The model need not be released
Update 2025-09-19 (PST) (AI summary of creator comment): - Resolution will be based on Epoch's reported Frontier Math scores. Other sources (e.g., AI Digest or lab-only reports) will not determine resolution.
Epoch reported long ago that Agent 1 scored 49% at original FrontierMath (now tier 1-3) with pass@16.
https://x.com/EpochAIResearch/status/1945905802998423867
Does this count?
@qumeric Pass@16 should definitely not count... If it did, why not pass@32 or pass@64? It's clear that this market is about pass@1.
Why is this so different from this market? Are both based on FrontierMath Tiers 1-3? https://manifold.markets/SG/top-frontiermath-score-in-2025
Resolution will be based on Epoch's reported Frontier Math scores.
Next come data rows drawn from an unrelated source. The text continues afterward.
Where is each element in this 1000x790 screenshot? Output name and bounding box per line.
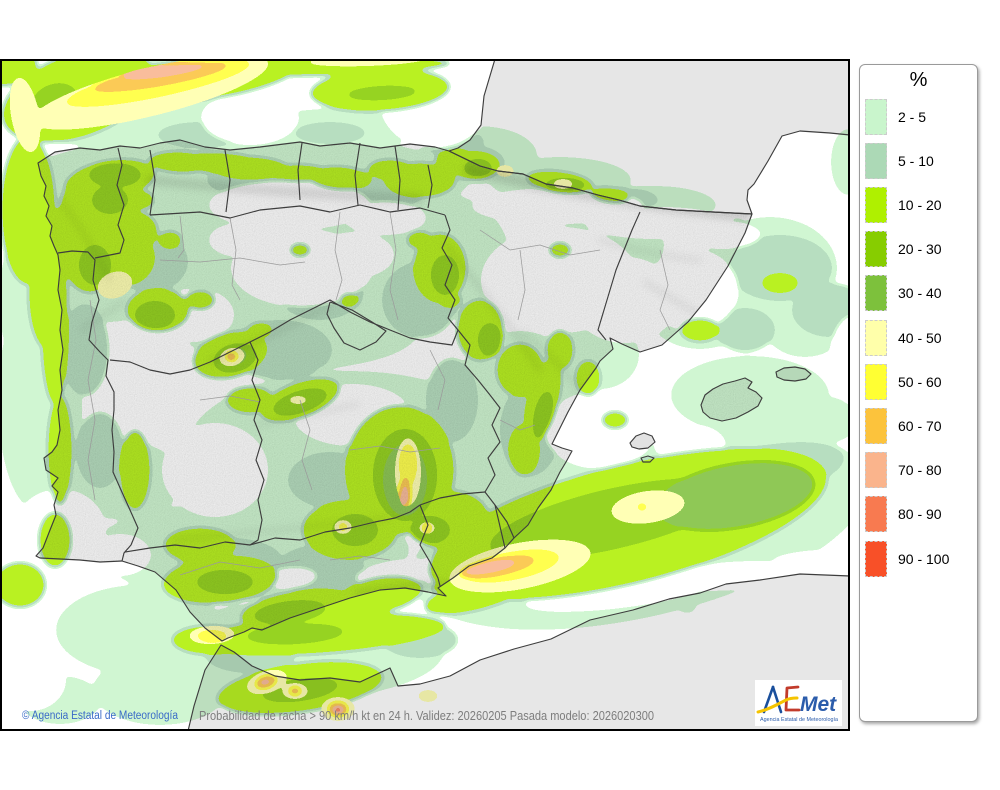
svg-text:Agencia Estatal de Meteorologí: Agencia Estatal de Meteorología <box>760 717 839 723</box>
svg-text:Probabilidad de racha > 90 km/: Probabilidad de racha > 90 km/h kt en 24… <box>199 708 654 723</box>
svg-text:© Agencia Estatal de Meteorolo: © Agencia Estatal de Meteorología <box>22 710 179 722</box>
svg-text:Met: Met <box>800 693 837 716</box>
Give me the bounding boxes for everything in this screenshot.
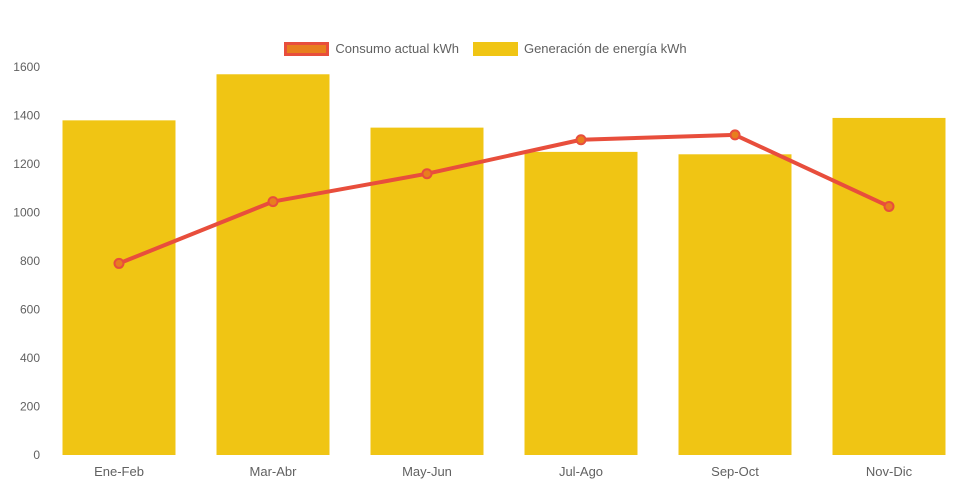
bar-Mar-Abr[interactable] (216, 74, 330, 456)
x-axis-label: Jul-Ago (559, 464, 603, 479)
legend-label-generacion: Generación de energía kWh (523, 41, 687, 56)
consumo-line-swatch-icon (284, 41, 330, 56)
x-axis-label: Nov-Dic (866, 464, 913, 479)
y-tick-label: 600 (20, 303, 40, 317)
legend-label-consumo: Consumo actual kWh (335, 41, 459, 56)
legend-item-generacion[interactable]: Generación de energía kWh (472, 41, 687, 56)
y-tick-label: 0 (33, 448, 40, 462)
bar-Jul-Ago[interactable] (524, 151, 638, 455)
y-tick-label: 1000 (13, 206, 40, 220)
chart-legend: Consumo actual kWh Generación de energía… (0, 41, 971, 56)
y-tick-label: 1600 (13, 60, 40, 74)
x-axis-label: Sep-Oct (711, 464, 759, 479)
bar-Ene-Feb[interactable] (62, 120, 176, 455)
x-axis-label: Mar-Abr (250, 464, 298, 479)
line-point-May-Jun[interactable] (421, 168, 433, 180)
bar-Nov-Dic[interactable] (832, 117, 946, 456)
consumption-line (117, 132, 891, 266)
line-point-Jul-Ago[interactable] (575, 134, 587, 146)
line-point-Sep-Oct[interactable] (729, 129, 741, 141)
y-tick-label: 400 (20, 351, 40, 365)
x-axis-label: May-Jun (402, 464, 452, 479)
x-axis-label: Ene-Feb (94, 464, 144, 479)
generacion-bar-swatch-icon (472, 41, 518, 56)
y-tick-label: 1400 (13, 109, 40, 123)
line-point-Mar-Abr[interactable] (267, 196, 279, 208)
y-tick-label: 1200 (13, 157, 40, 171)
line-point-Nov-Dic[interactable] (883, 200, 895, 212)
bar-Sep-Oct[interactable] (678, 154, 792, 456)
legend-item-consumo[interactable]: Consumo actual kWh (284, 41, 459, 56)
y-tick-label: 200 (20, 400, 40, 414)
line-point-Ene-Feb[interactable] (113, 257, 125, 269)
y-tick-label: 800 (20, 254, 40, 268)
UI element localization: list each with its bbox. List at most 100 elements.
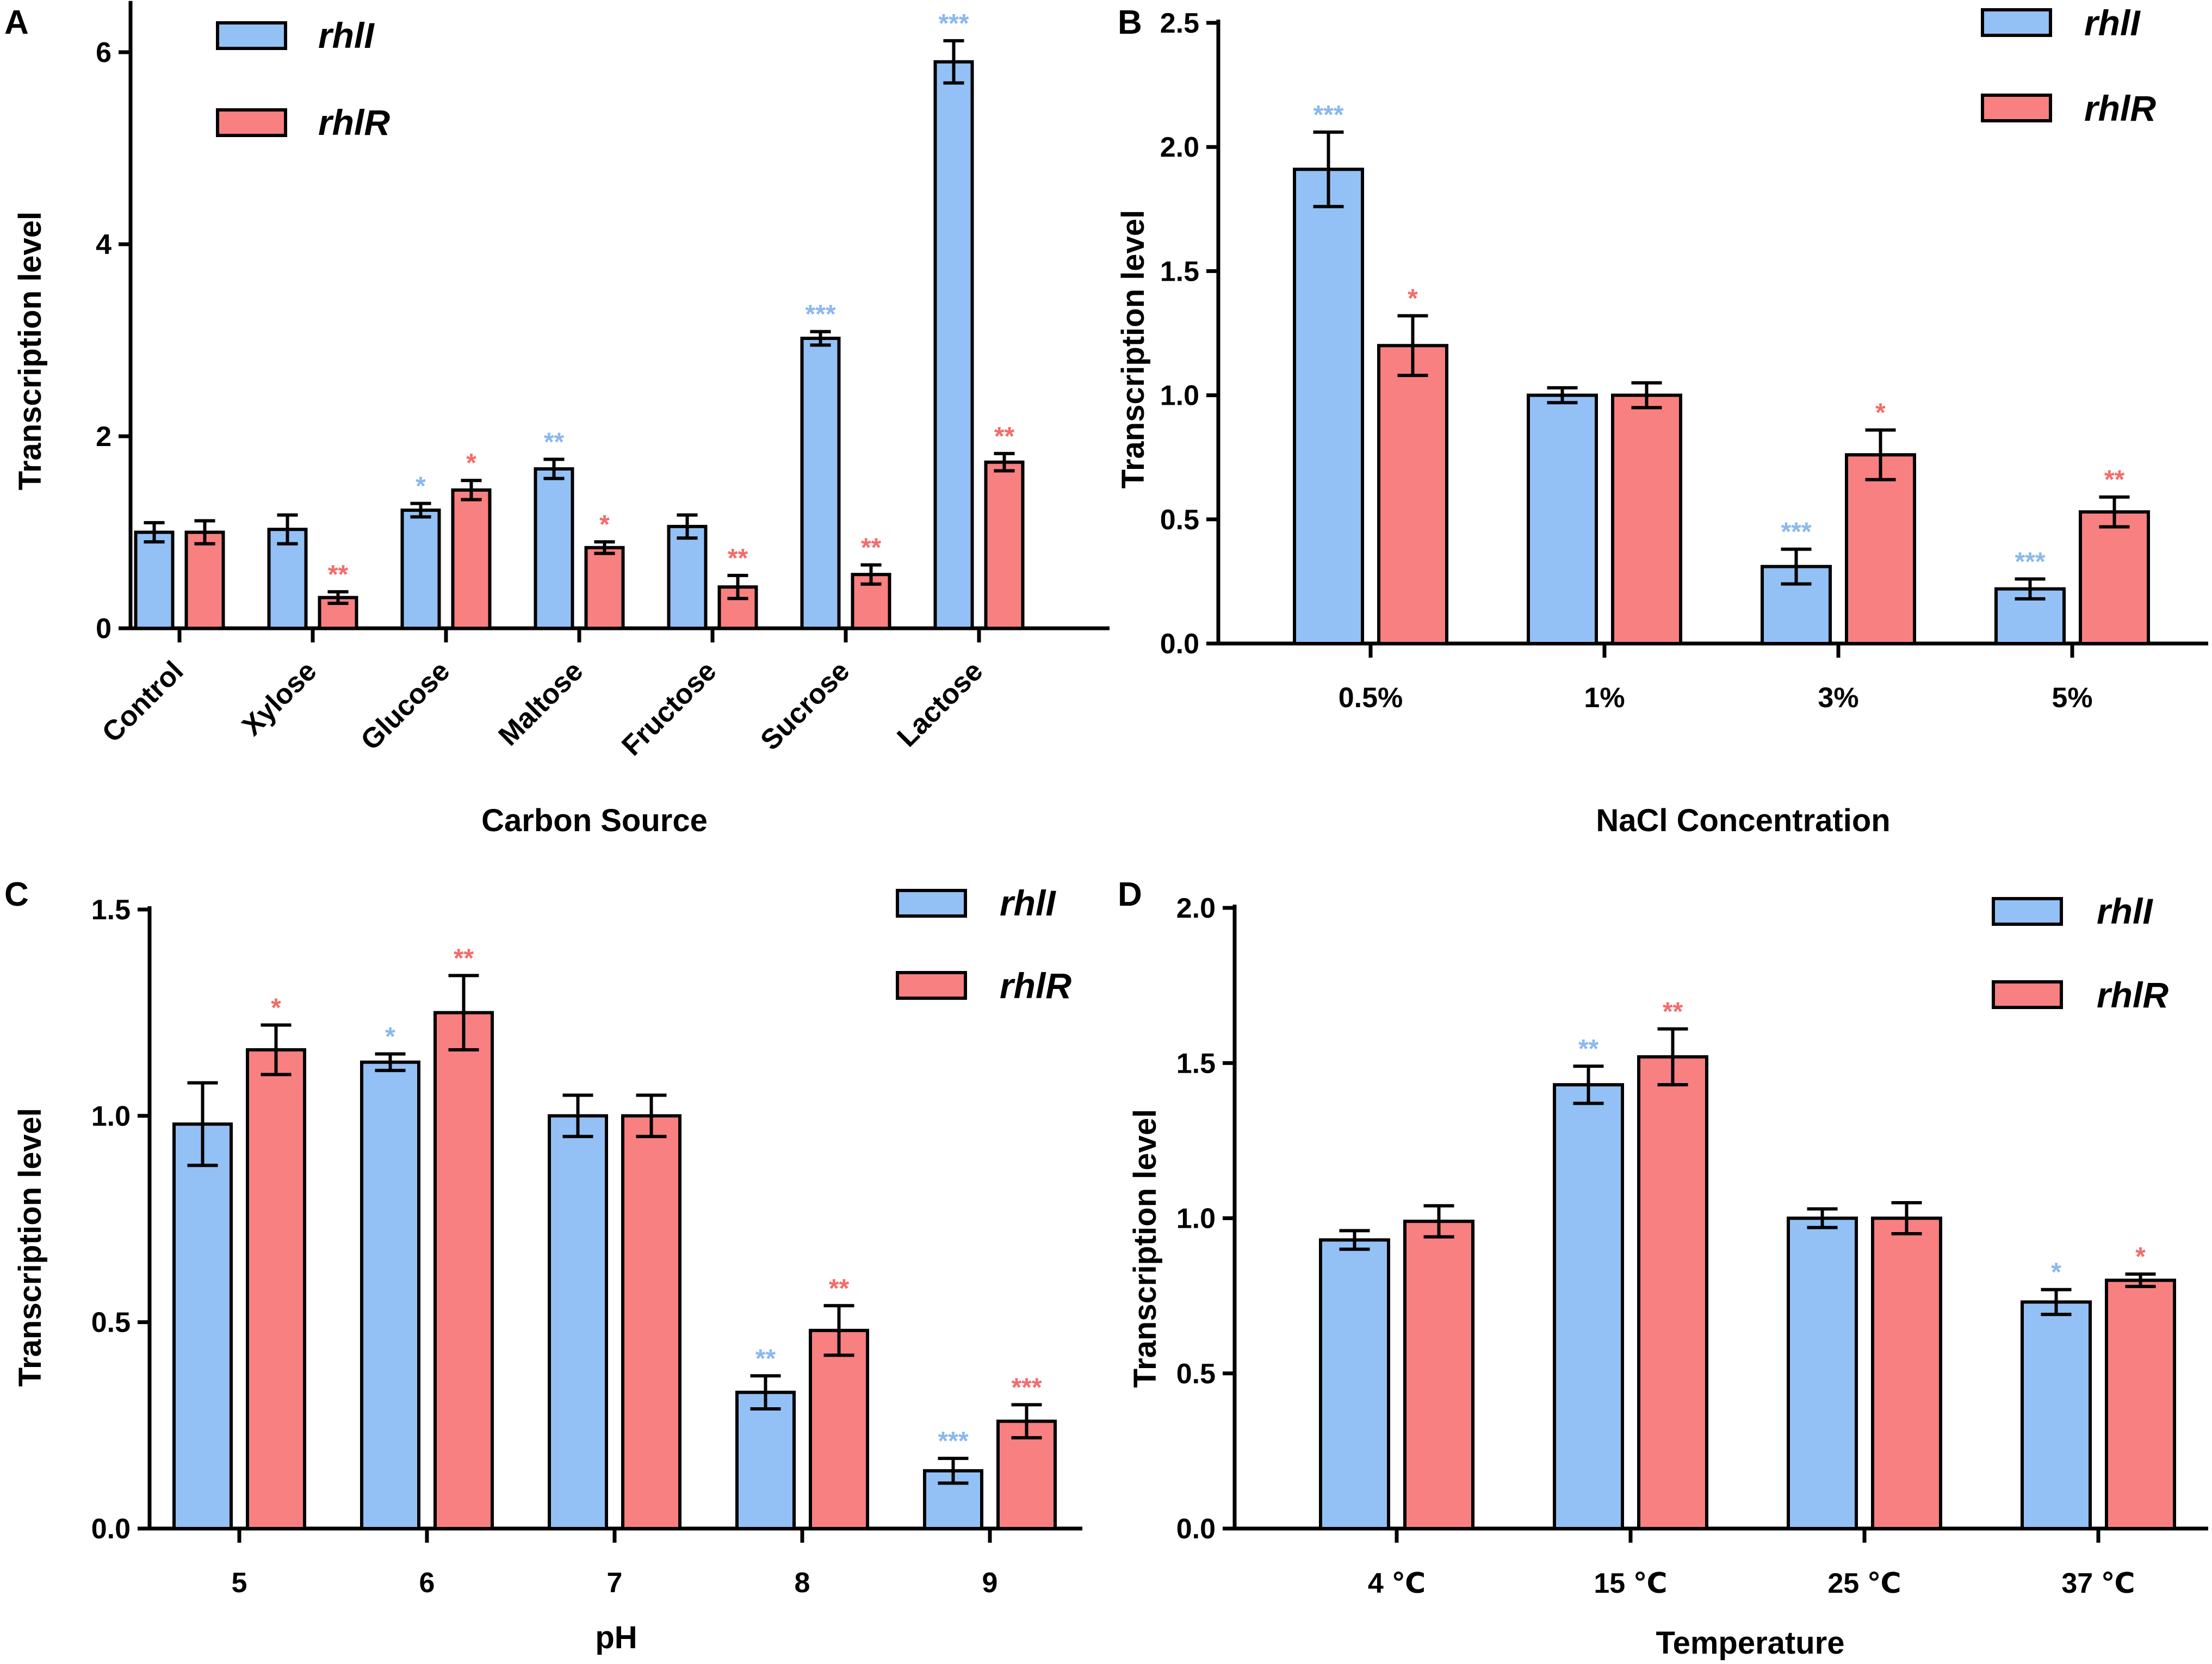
x-tick-label: Sucrose bbox=[754, 655, 856, 756]
significance-marker: * bbox=[271, 993, 281, 1022]
significance-marker: ** bbox=[1663, 997, 1683, 1026]
x-tick-label: 7 bbox=[607, 1567, 623, 1599]
error-bar bbox=[943, 39, 964, 85]
y-tick-label: 0.5 bbox=[1176, 1358, 1216, 1390]
bar-rhli bbox=[1553, 1083, 1624, 1531]
error-bar bbox=[375, 1052, 406, 1072]
x-tick-label: 5% bbox=[2052, 682, 2092, 714]
error-bar bbox=[750, 1374, 781, 1411]
bar-rhli bbox=[2021, 1300, 2092, 1530]
x-tick-label: 37 ℃ bbox=[2061, 1568, 2135, 1599]
error-bar bbox=[594, 540, 615, 555]
significance-marker: ** bbox=[755, 1344, 776, 1373]
error-bar bbox=[994, 451, 1015, 473]
panel-c-legend-label-rhlr: rhlR bbox=[1000, 966, 1071, 1006]
panel-a-legend: rhlI rhlR bbox=[216, 15, 390, 143]
panel-c-x-axis-title: pH bbox=[595, 1620, 637, 1655]
panel-b-legend-label-rhlr: rhlR bbox=[2084, 88, 2156, 128]
error-bar bbox=[1011, 1403, 1042, 1440]
significance-marker: * bbox=[599, 510, 610, 539]
significance-marker: *** bbox=[2015, 547, 2045, 576]
significance-marker: ** bbox=[728, 544, 748, 573]
significance-marker: ** bbox=[2104, 466, 2125, 494]
significance-marker: ** bbox=[829, 1274, 850, 1303]
bar-rhli bbox=[1527, 393, 1598, 645]
bar-rhlr bbox=[984, 460, 1025, 630]
bar-rhlr bbox=[1871, 1216, 1942, 1530]
y-tick-label: 1.5 bbox=[91, 894, 131, 926]
x-tick-label: 25 ℃ bbox=[1827, 1568, 1901, 1599]
x-tick-label: 0.5% bbox=[1339, 682, 1403, 714]
error-bar bbox=[187, 1081, 218, 1167]
x-tick-label: Maltose bbox=[493, 655, 590, 752]
bar-rhlr bbox=[1403, 1220, 1474, 1531]
panel-d-y-axis-title: Transcription level bbox=[1127, 1109, 1163, 1388]
x-tick-label: 6 bbox=[419, 1567, 435, 1599]
error-bar bbox=[1339, 1229, 1370, 1251]
y-tick-label: 1.0 bbox=[91, 1100, 131, 1132]
x-tick-label: 8 bbox=[795, 1567, 810, 1599]
error-bar bbox=[1631, 381, 1662, 410]
error-bar bbox=[860, 563, 882, 586]
error-bar bbox=[727, 573, 748, 601]
y-tick-label: 2.0 bbox=[1176, 893, 1216, 924]
significance-marker: *** bbox=[1011, 1373, 1042, 1402]
y-tick-label: 0.0 bbox=[91, 1513, 131, 1545]
error-bar bbox=[823, 1304, 854, 1357]
error-bar bbox=[2125, 1272, 2156, 1289]
y-tick-label: 0.5 bbox=[1160, 504, 1199, 536]
significance-marker: * bbox=[1875, 398, 1886, 427]
bar-rhlr bbox=[246, 1048, 306, 1530]
y-tick-label: 0.0 bbox=[1160, 628, 1199, 660]
error-bar bbox=[2099, 495, 2130, 529]
panel-d: D Transcription level Temperature rhlI r… bbox=[1118, 876, 2208, 1661]
significance-marker: ** bbox=[544, 428, 565, 456]
error-bar bbox=[327, 590, 349, 605]
error-bar bbox=[2015, 577, 2046, 601]
bar-rhli bbox=[534, 467, 574, 630]
bar-rhlr bbox=[584, 546, 625, 630]
bar-rhlr bbox=[2079, 510, 2150, 645]
panel-c: C Transcription level pH rhlI rhlR 0.0 0.… bbox=[4, 876, 1082, 1655]
significance-marker: ** bbox=[328, 560, 349, 589]
panel-d-letter: D bbox=[1118, 876, 1142, 913]
panel-d-x-axis-title: Temperature bbox=[1656, 1625, 1844, 1661]
bar-rhli bbox=[735, 1390, 796, 1530]
panel-c-y-axis-title: Transcription level bbox=[13, 1108, 48, 1387]
bar-rhli bbox=[1319, 1238, 1390, 1531]
y-tick-label: 1.0 bbox=[1160, 380, 1199, 412]
error-bar bbox=[410, 502, 431, 519]
panel-b-legend: rhlI rhlR bbox=[1981, 3, 2156, 128]
panel-c-legend-swatch-rhlr bbox=[896, 971, 967, 1000]
error-bar bbox=[938, 1457, 969, 1485]
error-bar bbox=[1865, 428, 1896, 481]
bar-rhlr bbox=[451, 488, 492, 630]
panel-a-letter: A bbox=[4, 4, 29, 41]
error-bar bbox=[2041, 1288, 2072, 1316]
bar-rhli bbox=[360, 1060, 420, 1530]
panel-b-y-axis-title: Transcription level bbox=[1116, 210, 1151, 489]
significance-marker: * bbox=[385, 1022, 395, 1051]
error-bar bbox=[1397, 314, 1428, 378]
panel-b-legend-label-rhli: rhlI bbox=[2084, 3, 2141, 43]
y-tick-label: 2 bbox=[96, 421, 111, 453]
significance-marker: *** bbox=[938, 9, 969, 38]
y-tick-label: 0.0 bbox=[1176, 1513, 1216, 1545]
error-bar bbox=[194, 519, 215, 546]
y-tick-label: 0 bbox=[96, 613, 111, 645]
panel-b-letter: B bbox=[1118, 4, 1142, 41]
bar-rhli bbox=[548, 1114, 608, 1531]
panel-c-legend-label-rhli: rhlI bbox=[1000, 883, 1056, 923]
bar-rhlr bbox=[433, 1011, 494, 1530]
panel-b-plot: 0.00.51.01.52.02.50.5%****1% 3%****5%****… bbox=[1160, 8, 2208, 714]
x-tick-label: Glucose bbox=[355, 655, 456, 756]
panel-c-legend-swatch-rhli bbox=[896, 889, 967, 918]
bar-rhli bbox=[400, 508, 441, 630]
y-tick-label: 2.5 bbox=[1160, 8, 1199, 39]
x-tick-label: 5 bbox=[232, 1567, 247, 1599]
panel-c-plot: 0.00.51.01.55*6***7 8****9****** bbox=[91, 894, 1082, 1599]
error-bar bbox=[461, 479, 482, 502]
panel-a-legend-swatch-rhli bbox=[216, 21, 287, 50]
bar-rhli bbox=[800, 336, 841, 630]
y-tick-label: 1.0 bbox=[1176, 1203, 1216, 1235]
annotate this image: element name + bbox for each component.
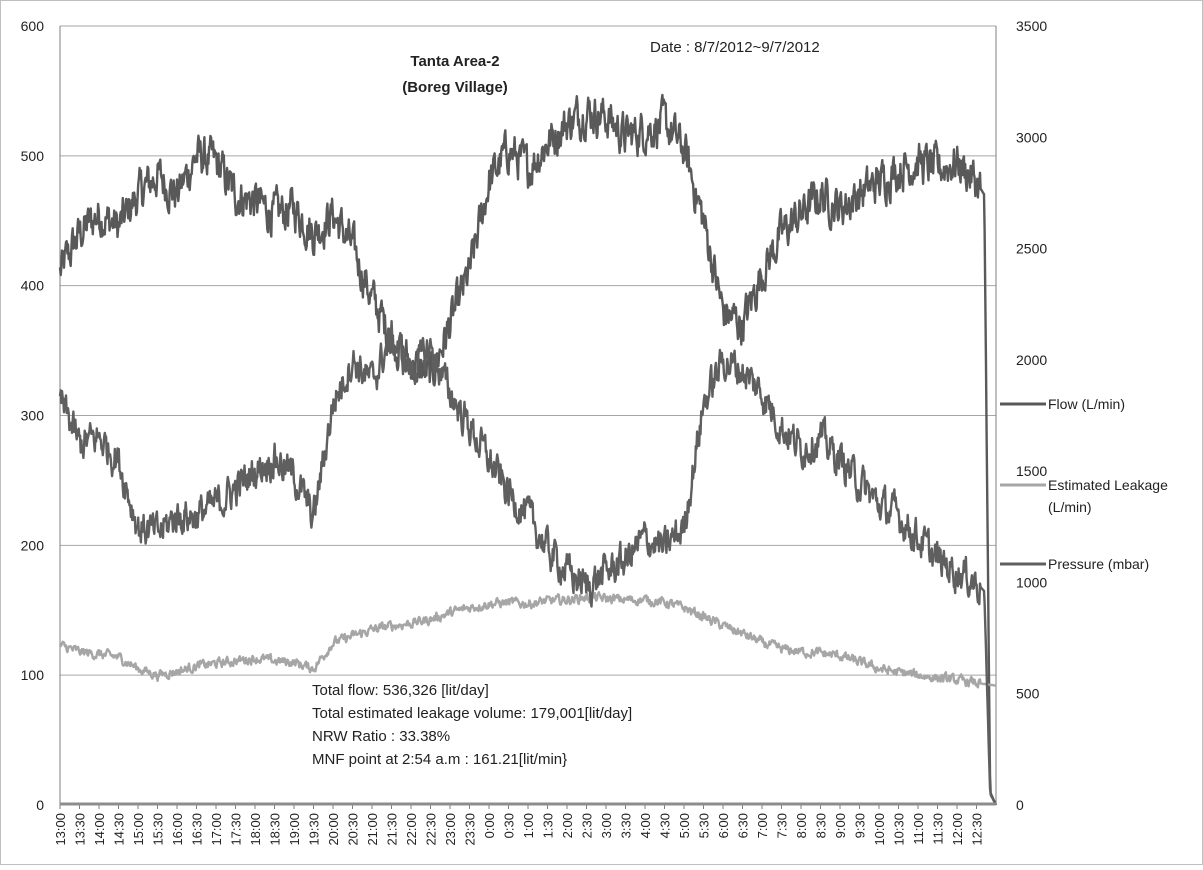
series-line-0 bbox=[58, 93, 998, 806]
x-tick-label: 19:00 bbox=[287, 813, 302, 846]
axis-layer: 0 100 200 300 400 500 600 0 500 1000 1500 2000 2500 3… bbox=[21, 18, 1048, 846]
y-right-tick-label: 2000 bbox=[1016, 352, 1047, 368]
y-right-tick-label: 2500 bbox=[1016, 241, 1047, 257]
date-range-label: Date : 8/7/2012~9/7/2012 bbox=[650, 39, 820, 56]
x-tick-label: 22:30 bbox=[424, 813, 439, 846]
x-tick-label: 0:30 bbox=[502, 813, 517, 838]
legend-label-1: Estimated Leakage bbox=[1048, 477, 1168, 493]
x-tick-label: 15:30 bbox=[151, 813, 166, 846]
y-left-tick-label: 500 bbox=[21, 148, 45, 164]
x-tick-label: 20:30 bbox=[346, 813, 361, 846]
x-tick-label: 5:30 bbox=[697, 813, 712, 838]
x-tick-label: 4:00 bbox=[638, 813, 653, 838]
x-tick-label: 0:00 bbox=[482, 813, 497, 838]
x-tick-label: 1:30 bbox=[541, 813, 556, 838]
x-tick-label: 22:00 bbox=[404, 813, 419, 846]
x-tick-label: 2:30 bbox=[580, 813, 595, 838]
x-tick-label: 15:00 bbox=[131, 813, 146, 846]
x-tick-label: 18:30 bbox=[268, 813, 283, 846]
x-tick-label: 21:30 bbox=[385, 813, 400, 846]
series-line-1 bbox=[59, 591, 997, 689]
x-tick-label: 20:00 bbox=[326, 813, 341, 846]
legend-label-1: (L/min) bbox=[1048, 499, 1092, 515]
y-left-tick-label: 600 bbox=[21, 18, 45, 34]
chart-subtitle: (Boreg Village) bbox=[402, 79, 508, 96]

Historically openai reported 32% for o3-mini with python (which counts for the purpose of that other market afaict), but Epoch testing it with the general / minimal scaffold got 11.03%. Likely isn't because OpenAI is making up numbers or whatever but they demonstrably have a different setup
@JaundicedBaboon does this resolve according to AI Digest (which includes e.g. lab-reported scores) or according to Epoch’s evaluation?
@traders 116 days until 2026! is a breakthrough expected over the next 4 months? Given the size of the jump from GPT-4 to GPT-5, I'm not sure why this is at 55%. I'm going to keep buying a little bit more NO every day.